Mr Watmore: That it is a political directive that it is for others to make. We have been asked to implement this particular structure.

Q62 Mr Curry: I am sorry. I appreciate that. I simply want you to take home, as it were, that constant changing in choreography makes life difficult, particularly for a group of colleges which, as Mr Hill said, often has seen its itself as a Cinderella and has never in a sense managed to achieve the status, unfortunately, that the German and French equivalents have managed to achieve.

Ms Pember: The Skills Funding Agency will be the sponsor of FE colleges, so FE colleges will be sponsored just by one Department. Although they will be implementing the curriculum of DCSF, DIUS will be the sponsor for the FE world, and therefore I think in the future it will work, and it will ensure that tie-up you were talking about with HE and the rest of the agenda of innovation, it will allow colleges - we do not use the word "Cinderella" in the FE world, and have not for about five years, because they are not the Cinderella service.

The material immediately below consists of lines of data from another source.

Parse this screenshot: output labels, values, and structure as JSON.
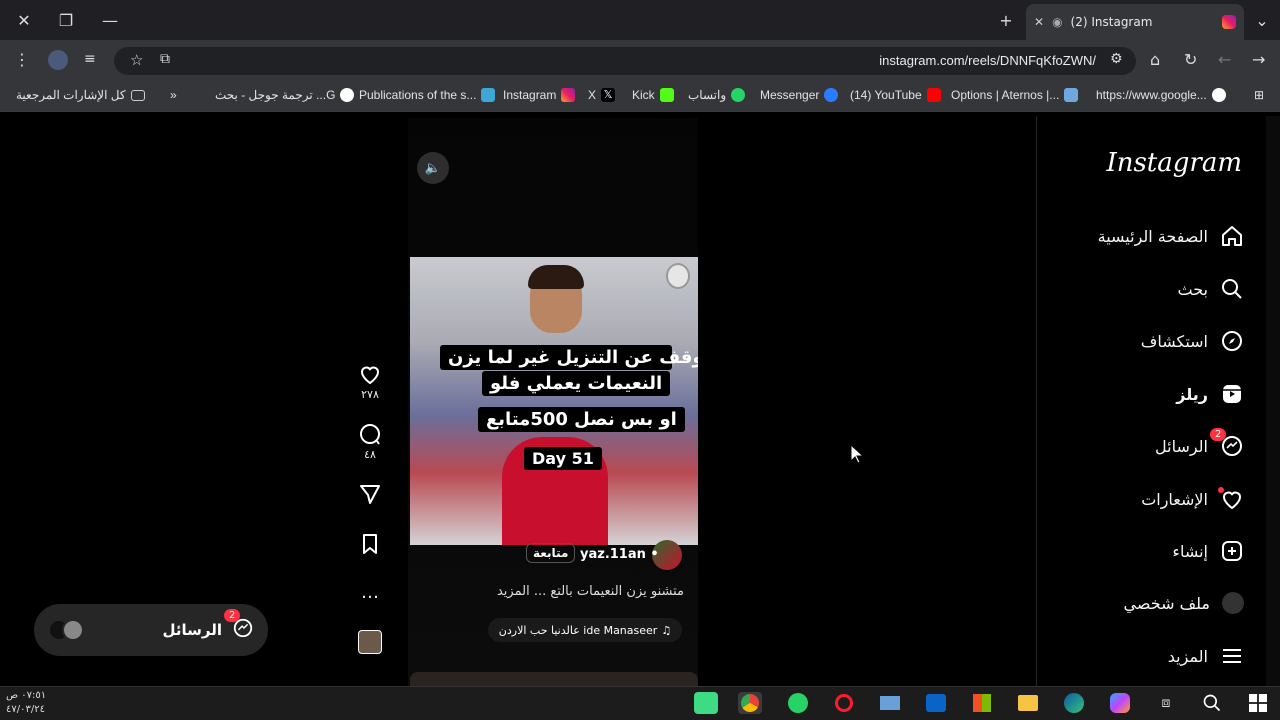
{
  "browser": {
    "tab_title": "(2) Instagram",
    "url": "instagram.com/reels/DNNFqKfoZWN/"
  },
  "bookmarks": [
    {
      "label": "كل الإشارات المرجعية",
      "icon": "folder-icon"
    },
    {
      "label": "ترجمة جوجل - بحث ...G",
      "icon": "google-icon"
    },
    {
      "label": "Publications of the s...",
      "icon": "tl-icon"
    },
    {
      "label": "Instagram",
      "icon": "instagram-icon"
    },
    {
      "label": "X",
      "icon": "x-icon"
    },
    {
      "label": "Kick",
      "icon": "kick-icon"
    },
    {
      "label": "واتساب",
      "icon": "whatsapp-icon"
    },
    {
      "label": "Messenger",
      "icon": "messenger-icon"
    },
    {
      "label": "(14) YouTube",
      "icon": "youtube-icon"
    },
    {
      "label": "Options | Aternos |...",
      "icon": "aternos-icon"
    },
    {
      "label": "https://www.google...",
      "icon": "google-icon"
    }
  ],
  "sidebar": {
    "logo": "Instagram",
    "items": [
      {
        "label": "الصفحة الرئيسية",
        "icon": "home-icon"
      },
      {
        "label": "بحث",
        "icon": "search-icon"
      },
      {
        "label": "استكشاف",
        "icon": "compass-icon"
      },
      {
        "label": "ريلز",
        "icon": "reels-icon"
      },
      {
        "label": "الرسائل",
        "icon": "messenger-icon",
        "badge": "2"
      },
      {
        "label": "الإشعارات",
        "icon": "heart-icon"
      },
      {
        "label": "إنشاء",
        "icon": "create-icon"
      },
      {
        "label": "ملف شخصي",
        "icon": "avatar-icon"
      },
      {
        "label": "المزيد",
        "icon": "menu-icon"
      }
    ]
  },
  "reel": {
    "caption_lines": [
      "ما رح اتوقف عن التنزيل غير لما يزن",
      "النعيمات يعملي فلو",
      "او بس نصل 500متابع",
      "Day 51"
    ],
    "likes": "٢٧٨",
    "comments": "٤٨",
    "username": "yaz.11an",
    "follow_label": "متابعة",
    "description": "متشنو يزن النعيمات بالتع ... المزيد",
    "audio": "عالدنيا حب الاردن ide Manaseer"
  },
  "messages_pill": {
    "label": "الرسائل",
    "badge": "2"
  },
  "taskbar": {
    "time": "٠٧:٥١ ص",
    "date": "٤٧/٠٣/٢٤"
  }
}
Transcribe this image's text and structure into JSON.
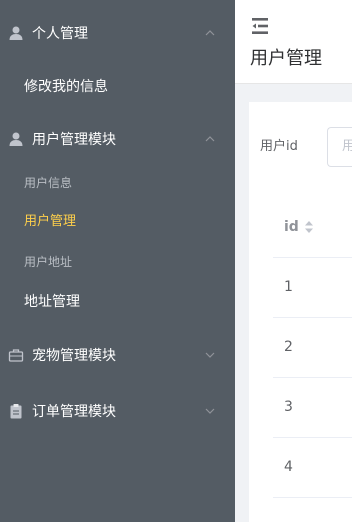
{
  "sidebar": {
    "groups": [
      {
        "label": "个人管理",
        "icon": "user-icon"
      },
      {
        "label": "用户管理模块",
        "icon": "user-icon"
      },
      {
        "label": "宠物管理模块",
        "icon": "briefcase-icon"
      },
      {
        "label": "订单管理模块",
        "icon": "clipboard-icon"
      }
    ],
    "items": {
      "edit_my_info": "修改我的信息",
      "user_info": "用户信息",
      "user_manage": "用户管理",
      "user_address": "用户地址",
      "address_manage": "地址管理"
    },
    "colors": {
      "background": "#545c64",
      "active_text": "#ffd04b"
    }
  },
  "header": {
    "collapse_icon": "menu-fold-icon",
    "title": "用户管理"
  },
  "filter": {
    "label": "用户id",
    "placeholder_visible": "用"
  },
  "table": {
    "columns": [
      {
        "label": "id",
        "sortable": true
      }
    ],
    "rows": [
      [
        "1"
      ],
      [
        "2"
      ],
      [
        "3"
      ],
      [
        "4"
      ]
    ]
  }
}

Q63 Mr Curry: She did get the prince, of course, as you recall.

Ms Pember: She did get the prince, yes.

Mr Watmore: And a very good methodology it is too.

Chairman: I think on that note we can draw this genial session to close. Mr Watmore, thank you very much for appearing in front of us. Obviously, it is encouraging that these colleges are getting much-needed investment but the debt in the sector has increased to £731 million, so I think we are going to have to keep a close eye on the smaller colleges and make sure they recruit well so their position is not put at risk.